Pepper Punch.—Pound one pennyworth of dry ginger in a mortar, with 12 bird peppers, and boil this for a short time in a little water, place this in a stone jar, adding ¼ pint lime juice, strained, ¼ pint white rum, ¼ pint gin, ½ pint brandy, and sugar to taste, with 10 qt. cold water; stir the whole well together, cut a white lemon in two and throw in, tie the jar down, and place in the sun for 2 days, then bottle off, cork very tightly, and use when ripe; if this is to be kept any time, the corks should be tied with twine, or wired, or they will fly like champagne corks. This quantity is sufficient to fill 12 quart bottles.
Pinaree.—An Indian drink. Grate the bitter cassava and express the juice; sift the pulp and take all the coarse remains from the sifter, say 2 pints, moisten with fresh boiled cassaripe, grate 2 sweet potatoes, put all in a jar, cover with a leaf, and leave for 3 days, when a small quantity can be drunk with water. If allowed to stand many days, this becomes a most intoxicating drink, and is much used by the Buck Indians.
Pine Drink.—The rind of 1 pineapple to a quart bottle. Pare off the rind rather thickly, place it in a stone jar, with a few cloves, and 1 qt. boiling water; let it stand 24 hours, strain and sweeten to taste, bottle and cork tightly. It is ready for use in 2-3 days.
Salmagundy.—Wash a Dutch herring, remove the flesh from the bones, and lay it in a dish; put a few slices of onion on it. Boil ½ pint vinegar, with a little allspice, ginger, and pepper; when cold, pour it over the herring.
Slip and Dip.—This is a Barbadian dish. Procure some eddoes, boil them till they will slip out of the skin readily by slightly pressing. Stew some tchad (a kind of salted herring) with butter, seasoning, &c., and eat the boiled eddoes with the stew. The two together are called “Slip and Dip,” just as with us fried salt beef and fried greens and potatoes rejoice in the name of “Bubble and Squeak.” Eddoes boiled, with butter sauce and lime juice poured over them, or with anchovy sauce, are used as vegetables.

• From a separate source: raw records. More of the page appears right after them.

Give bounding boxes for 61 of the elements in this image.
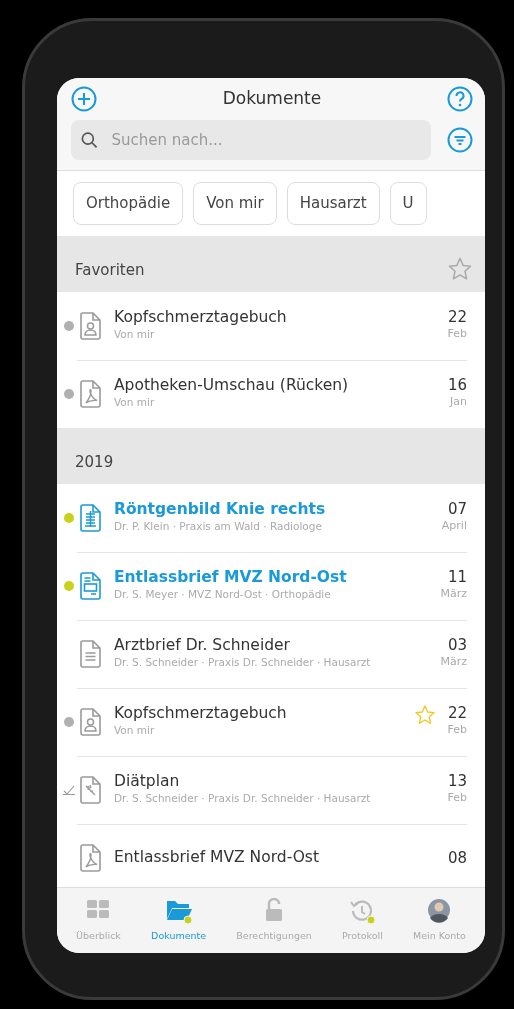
filter-chip[interactable]: Von mir bbox=[193, 182, 277, 225]
section-title: Favoriten bbox=[75, 260, 145, 281]
document-title: Arztbrief Dr. Schneider bbox=[114, 636, 291, 655]
date-day: 11 bbox=[440, 568, 467, 587]
search-field[interactable]: Suchen nach... bbox=[109, 127, 421, 153]
document-source: Dr. S. Meyer · MVZ Nord-Ost · Orthopädie bbox=[114, 586, 332, 602]
search-bar[interactable]: Suchen nach... bbox=[71, 120, 431, 160]
document-source: Von mir bbox=[114, 326, 156, 342]
text-document-icon bbox=[79, 639, 102, 668]
document-source: Dr. S. Schneider · Praxis Dr. Schneider · Hausarzt bbox=[114, 790, 372, 806]
person-document-icon bbox=[79, 311, 102, 340]
date-day: 22 bbox=[447, 704, 467, 723]
date-month: April bbox=[441, 518, 467, 535]
form-document-icon bbox=[79, 571, 102, 600]
date-day: 07 bbox=[441, 500, 467, 519]
filter-chip[interactable]: Hausarzt bbox=[286, 182, 380, 225]
date-month: Feb bbox=[447, 326, 467, 343]
document-row[interactable]: Diätplan Dr. S. Schneider · Praxis Dr. Schneider · Hausarzt 13 Feb bbox=[57, 755, 485, 824]
star-outline-icon[interactable] bbox=[447, 255, 473, 282]
document-title: Kopfschmerztagebuch bbox=[114, 704, 288, 723]
person-document-icon bbox=[79, 707, 102, 736]
filter-icon[interactable] bbox=[447, 127, 473, 153]
date-month: Feb bbox=[447, 722, 467, 739]
document-row[interactable]: Röntgenbild Knie rechts Dr. P. Klein · Praxis am Wald · Radiologe 07 April bbox=[57, 483, 485, 552]
document-title: Röntgenbild Knie rechts bbox=[114, 500, 327, 519]
document-source: Von mir bbox=[114, 394, 156, 410]
filter-chip[interactable]: Orthopädie bbox=[73, 182, 184, 225]
pdf-document-icon bbox=[79, 379, 102, 408]
search-icon bbox=[81, 131, 98, 149]
document-row[interactable]: Entlassbrief MVZ Nord-Ost Dr. S. Meyer · MVZ Nord-Ost · Orthopädie 11 März bbox=[57, 551, 485, 620]
document-source: Dr. S. Schneider · Praxis Dr. Schneider · Hausarzt bbox=[114, 654, 372, 670]
document-row[interactable]: Kopfschmerztagebuch Von mir 22 Feb bbox=[57, 291, 485, 360]
screen-title: Dokumente bbox=[222, 87, 322, 111]
help-icon[interactable] bbox=[447, 86, 473, 112]
date-month: März bbox=[440, 586, 467, 603]
xray-document-icon bbox=[79, 503, 102, 532]
section-title: 2019 bbox=[75, 452, 114, 473]
filter-chip[interactable]: U bbox=[389, 182, 427, 225]
document-title: Apotheken-Umschau (Rücken) bbox=[114, 376, 350, 395]
date-month: Jan bbox=[448, 394, 467, 411]
document-title: Entlassbrief MVZ Nord-Ost bbox=[114, 568, 348, 587]
pdf-document-icon bbox=[79, 843, 102, 872]
document-row[interactable]: Kopfschmerztagebuch Von mir 22 Feb bbox=[57, 687, 485, 756]
date-day: 13 bbox=[447, 772, 467, 791]
document-source: Dr. P. Klein · Praxis am Wald · Radiologe bbox=[114, 518, 323, 534]
document-title: Entlassbrief MVZ Nord-Ost bbox=[114, 848, 320, 867]
document-title: Diätplan bbox=[114, 772, 181, 791]
date-day: 08 bbox=[447, 848, 467, 867]
document-row[interactable]: Arztbrief Dr. Schneider Dr. S. Schneider · Praxis Dr. Schneider · Hausarzt 03 März bbox=[57, 619, 485, 688]
document-title: Kopfschmerztagebuch bbox=[114, 308, 288, 327]
document-source: Von mir bbox=[114, 722, 156, 738]
date-day: 22 bbox=[447, 308, 467, 327]
document-row[interactable]: Apotheken-Umschau (Rücken) Von mir 16 Jan bbox=[57, 359, 485, 428]
checkmark-icon bbox=[63, 784, 75, 795]
add-icon[interactable] bbox=[71, 86, 97, 112]
date-day: 03 bbox=[440, 636, 467, 655]
plant-document-icon bbox=[79, 775, 102, 804]
date-month: Feb bbox=[447, 790, 467, 807]
date-day: 16 bbox=[447, 376, 467, 395]
document-row[interactable]: Entlassbrief MVZ Nord-Ost 08 bbox=[57, 823, 485, 887]
date-month: März bbox=[440, 654, 467, 671]
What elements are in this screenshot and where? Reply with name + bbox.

Sorrel Drink.—This fruit grows almost wild at two seasons of the year in Demerara, and is of a very rich claret colour, and makes a delicious drink or preserve. The tops are useless, also the seeds. Sometimes the above is boiled into a thick syrup, and mixed with rum, when it is called sorrel bounce.
Sous.—Take the head of a young pig, tie it up in a very clean and thin cloth, and boil it in strong salt and water till sufficiently cooked. Then take it up and place it in an open vessel, cover it with slightly salted water. Let it remain in this for 2 hours, then take the head and remove the cloth, cut it up into delicate pieces, together with the tongue, ears, and trotters. Place all these on a large dish, with several rings of large onions, and some slices of fresh peppers; squeeze some limes till you have enough juice to fill ⅓ teacup, stir a little salt into this, fill up the cup with water, strain it, and pour over the pieces of pork; garnish with parsley, and serve cold either for breakfast or luncheon. Calf’s head treated in the same manner is equally good.